Pela primeira vez ele deu detalhes das propinas que recebia na Secretaria de Saúde e disse que se sentia aliviado por estar falando. “Gente, eu tô muito aliviado, sabia? Quero continuar ficando aliviado. Seja o tempo que eu passar na cadeia”, disse. Falou ainda que tomou essa decisão pela mulher,  pela família e pelo momento histórico.

Sérgio Cabral falou também que foi o gestor que “conseguiu reduzir o percentual da propina de 10% para 5%”.

“Vim aqui para falar a verdade. Conheci Sérgio Cortes na campanha de 2006 mais proximamente. Quando acabou a eleição eu falei para o Cortes que tinha um contrato com o Arthur Soares e combinamos uma propina de 3% para mim e 2% para você.

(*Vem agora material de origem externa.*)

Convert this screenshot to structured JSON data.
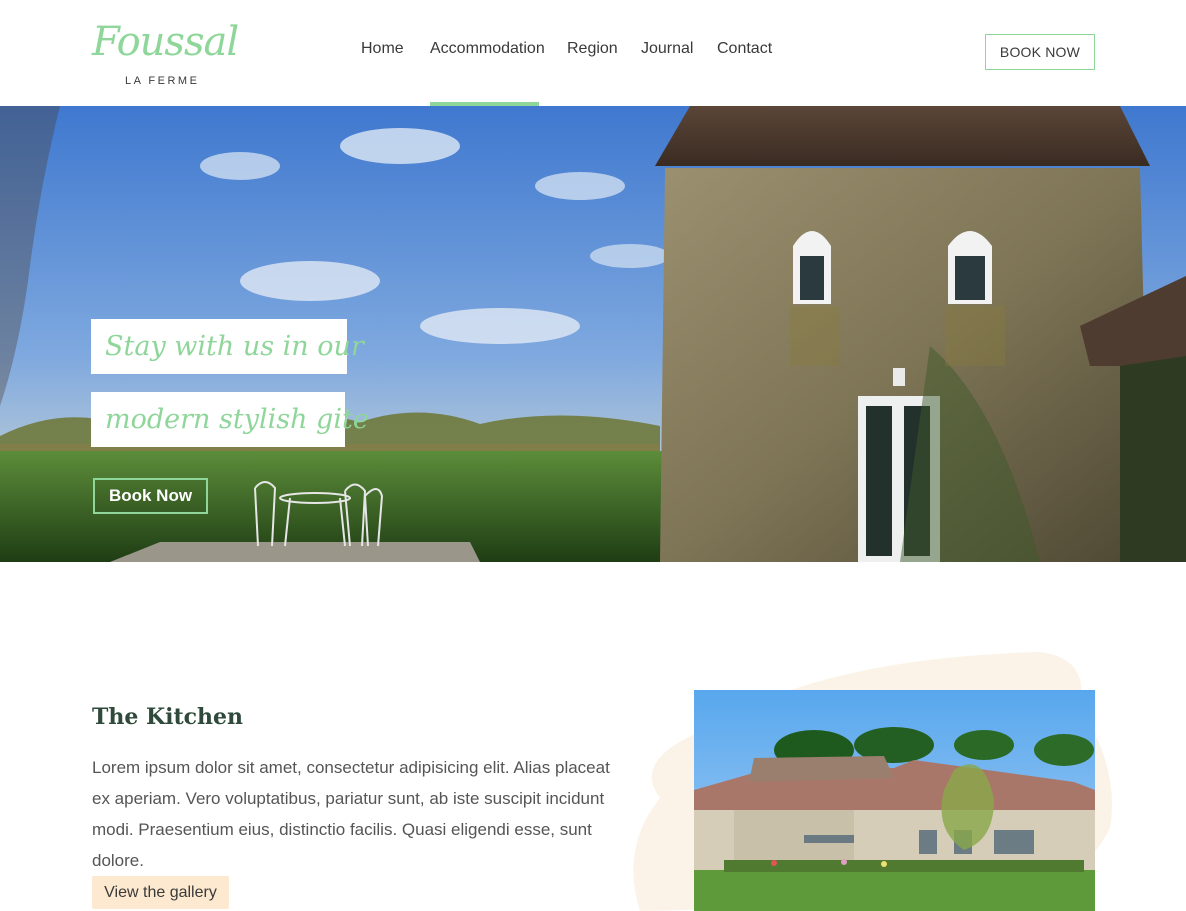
{
  "brand": {
    "script_name": "Foussal",
    "subtitle": "LA FERME"
  },
  "nav": {
    "items": [
      {
        "label": "Home"
      },
      {
        "label": "Accommodation",
        "active": true
      },
      {
        "label": "Region"
      },
      {
        "label": "Journal"
      },
      {
        "label": "Contact"
      }
    ],
    "book_label": "BOOK NOW"
  },
  "hero": {
    "tagline_line1": "Stay with us in our",
    "tagline_line2": "modern stylish gite",
    "button_label": "Book Now"
  },
  "kitchen": {
    "title": "The Kitchen",
    "body": "Lorem ipsum dolor sit amet, consectetur adipisicing elit. Alias placeat ex aperiam. Vero voluptatibus, pariatur sunt, ab iste suscipit incidunt modi. Praesentium eius, distinctio facilis. Quasi eligendi esse, sunt dolore.",
    "button_label": "View the gallery"
  },
  "colors": {
    "accent": "#8fd69a",
    "heading": "#2f4a3a",
    "gallery_button": "#fde9cf"
  }
}
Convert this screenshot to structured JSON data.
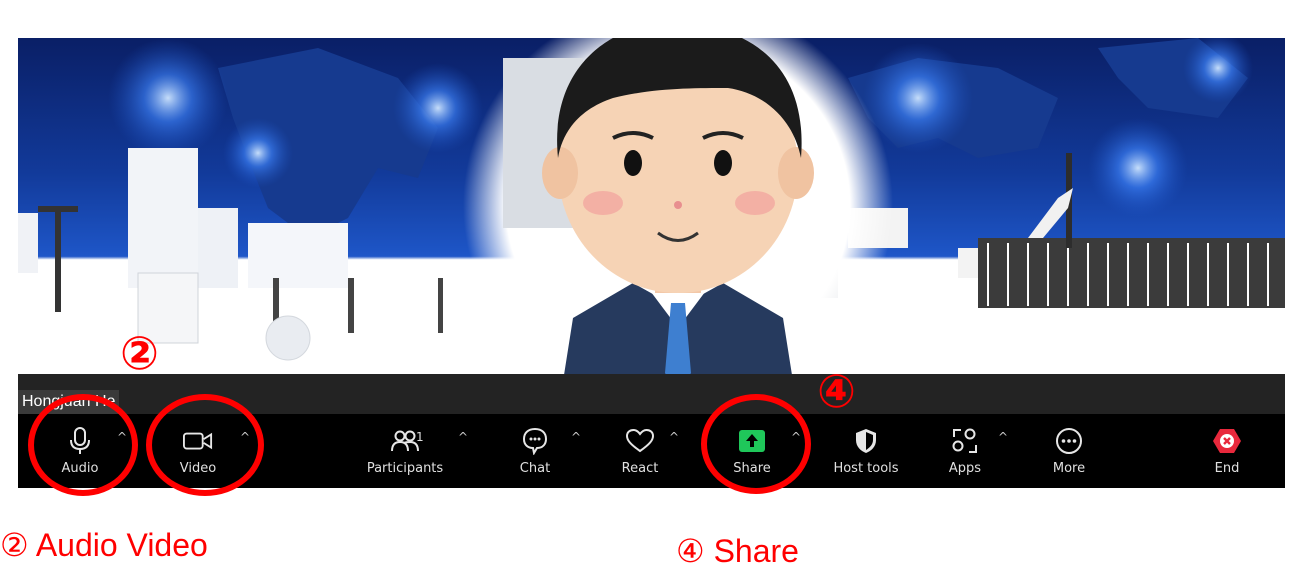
{
  "participant_name": "Hongjuan He",
  "toolbar": {
    "audio_label": "Audio",
    "video_label": "Video",
    "participants_label": "Participants",
    "participants_count": "1",
    "chat_label": "Chat",
    "react_label": "React",
    "share_label": "Share",
    "host_tools_label": "Host tools",
    "apps_label": "Apps",
    "more_label": "More",
    "end_label": "End",
    "caret": "^"
  },
  "annotations": {
    "marker_2": "②",
    "marker_4": "④",
    "caption_audio_video": "② Audio   Video",
    "caption_share": "④ Share",
    "color": "#ff0000"
  },
  "colors": {
    "share_green": "#1fc75a",
    "end_red": "#e8283c",
    "toolbar_bg": "#000000",
    "name_bar_bg": "#232323"
  },
  "icons": {
    "audio": "microphone-icon",
    "video": "camera-icon",
    "participants": "people-icon",
    "chat": "chat-bubble-icon",
    "react": "heart-icon",
    "share": "share-arrow-icon",
    "host_tools": "shield-icon",
    "apps": "apps-icon",
    "more": "more-dots-icon",
    "end": "end-x-icon"
  }
}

Antes nos governos anteriores Arthur disse que a propina era de 20%. Esse foi meu erro de postura, apego a poder, dinheiro… é um vício”,falou o ex-governador.

Sérgio Cabral já citou, nesta tarde, os nomes de ex-colaboradores como Sérgio Côrtes, secretário de Saúde durante a sua gestão, e Regis Fichtner, ex-chefe da Casa Civil do RJ.

O ex-governador fez questão de citar, em seu depoimento, o nome de quatro secretários com quem nunca falou de dinheiro: Renato Villela e Joaquim Levy, que ocuparam a secretaria de Fazenda e dois secretários de Educação de sua gestão: Nelson Maculan e Wilson Risolia (Educação).

De acordo com o ex-governador, houve esquemas em todas as áreas da saúde estadual: escadas magirus, carros de bombeiros, caminhão da ressonância, tomógrafo móvel.

Sérgio Cabral foi preso em novembro de 2016 pela Polícia Federal na Operação Lava Jato.